As undestood from the title, this repository contains sources codes (src folder) , datasets (data folder) and useful resources for twitter sentiment analysis (resources folder).
The training dataset is split into 3 files containing a processed version of tweets in the three classes : positive (data/used/positive1.csv), negative (data/used/negative1.csv) and neutral (data/used/neutral1.csv)
The training dataset is collected SemEval challenge ( http://alt.qcri.org/semeval2014/task9/index.php?id=data-and-tools ), STS gold(http://cs.stanford.edu/people/alecmgo/trainingandtestdata.zip) and Sanders dataset (http://www.sananalytics.com/lab/twitter-sentiment) . The testing dataset is from STS-Gold (http://cs.stanford.edu/people/alecmgo/trainingandtestdata.zip)

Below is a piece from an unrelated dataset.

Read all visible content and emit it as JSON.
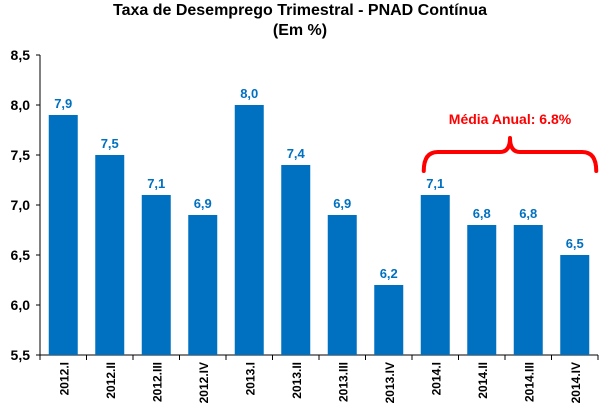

The test datasets are STS_Test (data/test_dataset.csv) and 100 3cixty reviews in (data/3cixty/3cixty_test_dataset.csv)
In the src folder :
- svm.py : svm classifier
- knn.py : knn classifier
- hybrid.py : 2 step classification : knn for objectivity/subjectivity test, svm for polarity test
Emoticons dictionnary, Stop Words list, SentiWordnet 3.0.1, AFINN , and a slang dictionnary are in the resources folder.
Requirements -------
The classifier works for python 2.6 and 2.7
To use these algorithms you should install : sklearn 0.14 version (http://scikit-learn.org/dev/index.html) , numpy (http://www.numpy.org/), nltk 3 with full packages using nltk.download() instruction in python
Runnig any classifier of the mentioned above is done as by executing the classifier.py script as follow :
Usage : python predictor.py classifier_choice
Available classifiers are : svm, knn or hybrid
N.B : The class labels are real values and are as follow : positive : 4.0, negative : 0.0 and neutral 2.0
Thank you .